Mon, 11/12/2012 - 3:30pm

At a special meeting Friday, November 2, the Electric Utilities Task Group discussed a recommendation to the Town Council for the Deepwater Wind project, as part of the U.S. Army Corps of Engineers public comment period.

The letter says that Deepwater “should provide significant economic and environmental benefits to Block Island.” It goes into a cost analysis of the economic benefts, and also briefly discusses other alternatives to Deepwater that have not been implemented “in part because of the high costs associated with them.”

Currently, Deepwater is in the final stages of its permitting process, and open applications to the Army Corps and the R.I. Coastal Resources Management Council mean reams of public documentation and open public comment periods for both.

As the task group is advisory to the council, the EUTG provided a letter that outlined the potential environmental and economic impacts of Deepwater’s five 6-megawatt turbines planned off the island’s southern coast — and the council will decide on the final comment to be sent to the Army Corps.

The letter reads in part: “the overall cost of electricity on Block Island will drop from 54 cents/kWh (at current fuel charges) to 31 cents per kilowatt hour, a 40 percent savings... There will also be significant environmental benefits from the DWW wind project. Nearly all of Block Island’s electricity will come from the wind farm and will be emission-free.”

At the meeting, members discussed the details of the draft, but also entered into a lengthy discussion after audience member Chris Warfel posed questions about alternative options for the town, the project’s longevity and what would happen after the project’s electric cable to the mainland reached the end of its lifespan.

“There’s a lot of things economically that say there’s another path that would be better for the island.
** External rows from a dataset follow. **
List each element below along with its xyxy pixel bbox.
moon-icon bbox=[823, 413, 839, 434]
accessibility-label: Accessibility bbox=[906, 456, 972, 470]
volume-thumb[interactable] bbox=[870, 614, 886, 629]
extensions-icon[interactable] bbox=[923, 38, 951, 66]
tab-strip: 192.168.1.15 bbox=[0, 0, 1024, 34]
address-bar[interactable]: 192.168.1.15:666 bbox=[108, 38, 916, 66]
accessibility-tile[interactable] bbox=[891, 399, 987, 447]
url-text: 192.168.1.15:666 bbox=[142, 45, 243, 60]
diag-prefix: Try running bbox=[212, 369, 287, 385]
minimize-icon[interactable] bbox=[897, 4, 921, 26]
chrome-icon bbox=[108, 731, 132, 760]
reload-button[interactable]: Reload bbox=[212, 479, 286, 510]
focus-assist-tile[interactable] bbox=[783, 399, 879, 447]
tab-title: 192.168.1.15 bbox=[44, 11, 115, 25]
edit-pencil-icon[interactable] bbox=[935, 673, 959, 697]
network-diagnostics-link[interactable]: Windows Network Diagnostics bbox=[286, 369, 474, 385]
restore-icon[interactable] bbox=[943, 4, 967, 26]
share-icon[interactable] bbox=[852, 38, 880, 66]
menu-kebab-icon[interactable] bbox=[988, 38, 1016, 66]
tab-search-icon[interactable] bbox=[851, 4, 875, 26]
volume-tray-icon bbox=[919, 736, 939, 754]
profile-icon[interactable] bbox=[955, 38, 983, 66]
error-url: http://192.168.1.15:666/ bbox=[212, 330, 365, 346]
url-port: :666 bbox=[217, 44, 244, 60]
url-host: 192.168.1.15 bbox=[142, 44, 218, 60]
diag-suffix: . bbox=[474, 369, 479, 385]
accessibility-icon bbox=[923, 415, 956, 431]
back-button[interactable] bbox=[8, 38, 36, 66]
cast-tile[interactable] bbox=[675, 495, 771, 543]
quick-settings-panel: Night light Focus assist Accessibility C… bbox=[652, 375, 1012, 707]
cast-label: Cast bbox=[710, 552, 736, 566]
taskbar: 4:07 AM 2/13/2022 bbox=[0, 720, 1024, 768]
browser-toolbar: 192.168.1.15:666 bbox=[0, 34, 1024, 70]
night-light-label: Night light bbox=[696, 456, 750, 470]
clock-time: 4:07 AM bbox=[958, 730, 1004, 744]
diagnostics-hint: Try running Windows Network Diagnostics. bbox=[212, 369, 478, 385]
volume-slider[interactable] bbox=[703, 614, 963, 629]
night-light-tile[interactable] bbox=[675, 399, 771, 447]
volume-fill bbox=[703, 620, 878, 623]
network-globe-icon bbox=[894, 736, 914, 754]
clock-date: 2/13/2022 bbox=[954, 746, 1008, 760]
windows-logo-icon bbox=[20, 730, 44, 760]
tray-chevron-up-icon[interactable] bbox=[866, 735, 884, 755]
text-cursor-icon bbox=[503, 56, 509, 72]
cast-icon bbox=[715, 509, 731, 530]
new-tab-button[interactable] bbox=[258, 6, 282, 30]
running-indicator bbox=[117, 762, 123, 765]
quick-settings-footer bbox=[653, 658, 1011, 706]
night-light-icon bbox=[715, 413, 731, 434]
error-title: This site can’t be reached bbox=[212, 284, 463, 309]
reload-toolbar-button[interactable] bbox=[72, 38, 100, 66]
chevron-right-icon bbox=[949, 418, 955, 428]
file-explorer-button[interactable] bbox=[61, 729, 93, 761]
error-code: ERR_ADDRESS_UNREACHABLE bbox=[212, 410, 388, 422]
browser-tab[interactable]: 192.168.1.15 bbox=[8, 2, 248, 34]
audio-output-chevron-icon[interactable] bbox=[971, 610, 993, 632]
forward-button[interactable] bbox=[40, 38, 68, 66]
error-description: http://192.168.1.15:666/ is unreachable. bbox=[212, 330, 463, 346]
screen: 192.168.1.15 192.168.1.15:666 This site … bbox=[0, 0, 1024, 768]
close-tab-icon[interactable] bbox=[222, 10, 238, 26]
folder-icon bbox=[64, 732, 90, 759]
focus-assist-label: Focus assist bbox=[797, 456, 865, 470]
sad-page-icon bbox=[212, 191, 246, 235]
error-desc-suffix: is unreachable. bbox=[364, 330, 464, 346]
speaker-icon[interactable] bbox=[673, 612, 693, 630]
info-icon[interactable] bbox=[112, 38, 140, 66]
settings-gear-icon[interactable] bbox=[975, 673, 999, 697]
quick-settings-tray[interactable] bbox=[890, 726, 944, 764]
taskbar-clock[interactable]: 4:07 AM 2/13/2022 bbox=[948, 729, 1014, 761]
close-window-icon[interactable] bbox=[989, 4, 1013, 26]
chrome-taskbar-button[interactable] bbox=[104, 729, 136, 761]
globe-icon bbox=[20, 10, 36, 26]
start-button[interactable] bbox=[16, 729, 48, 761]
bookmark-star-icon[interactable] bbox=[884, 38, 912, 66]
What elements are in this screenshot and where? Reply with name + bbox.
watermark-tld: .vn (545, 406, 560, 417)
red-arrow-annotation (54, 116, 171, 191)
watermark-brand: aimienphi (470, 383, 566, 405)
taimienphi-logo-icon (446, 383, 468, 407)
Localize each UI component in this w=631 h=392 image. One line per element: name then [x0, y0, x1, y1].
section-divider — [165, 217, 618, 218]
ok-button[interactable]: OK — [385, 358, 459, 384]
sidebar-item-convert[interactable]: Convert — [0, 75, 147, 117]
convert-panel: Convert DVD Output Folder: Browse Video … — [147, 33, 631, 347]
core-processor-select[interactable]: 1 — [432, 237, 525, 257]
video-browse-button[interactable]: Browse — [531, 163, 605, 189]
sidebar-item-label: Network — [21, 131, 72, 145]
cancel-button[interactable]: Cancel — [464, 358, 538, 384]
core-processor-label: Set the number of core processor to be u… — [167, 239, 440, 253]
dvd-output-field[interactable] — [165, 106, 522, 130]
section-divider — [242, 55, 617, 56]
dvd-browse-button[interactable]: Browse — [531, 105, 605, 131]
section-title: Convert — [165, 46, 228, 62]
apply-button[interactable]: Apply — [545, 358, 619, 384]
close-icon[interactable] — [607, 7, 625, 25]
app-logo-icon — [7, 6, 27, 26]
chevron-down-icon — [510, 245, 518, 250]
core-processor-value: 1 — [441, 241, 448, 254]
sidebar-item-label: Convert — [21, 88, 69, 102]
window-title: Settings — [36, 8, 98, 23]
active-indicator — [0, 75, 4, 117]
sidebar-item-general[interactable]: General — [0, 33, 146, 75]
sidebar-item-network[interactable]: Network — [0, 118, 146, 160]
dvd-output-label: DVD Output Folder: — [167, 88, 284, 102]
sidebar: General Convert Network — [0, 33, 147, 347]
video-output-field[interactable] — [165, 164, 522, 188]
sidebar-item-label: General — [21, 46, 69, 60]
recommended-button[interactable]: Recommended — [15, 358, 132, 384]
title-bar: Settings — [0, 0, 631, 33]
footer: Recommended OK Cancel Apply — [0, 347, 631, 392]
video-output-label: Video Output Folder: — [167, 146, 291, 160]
I worry a lot about the cost of replacing the cable,” he said.

EUTG chair Barbara MacMullan agreed with Warfel that such questions are ones that should be asked, but also noted that they are not in the scope of this particular comment period.

“We will have an opportunity to benefit from this cable if the Deepwater project goes forward,” said MacMullan. “But that doesn’t mean that we should say ‘great, we don’t have to think about this for the next twenty years’... but I think those discussions — which we’ve been having over the years — are outside of the scope of what this document is.”

While the comments to the council remain largely in favor of Deepwater, group member John Warfel also requested that the group add another cautionary statement, acknowledging that there are some unknown factors in the project.

“I’m sure there are downsides we don’t know about,” said John Warfel. “There are a lot of unknowns. We can’t truly predict what’s going to happen.”

Members agreed to add into the letter a statement acknowledging that, “the Town may wish to comment on other factors we have not considered, such as the effects of being tied to the mainland grid.”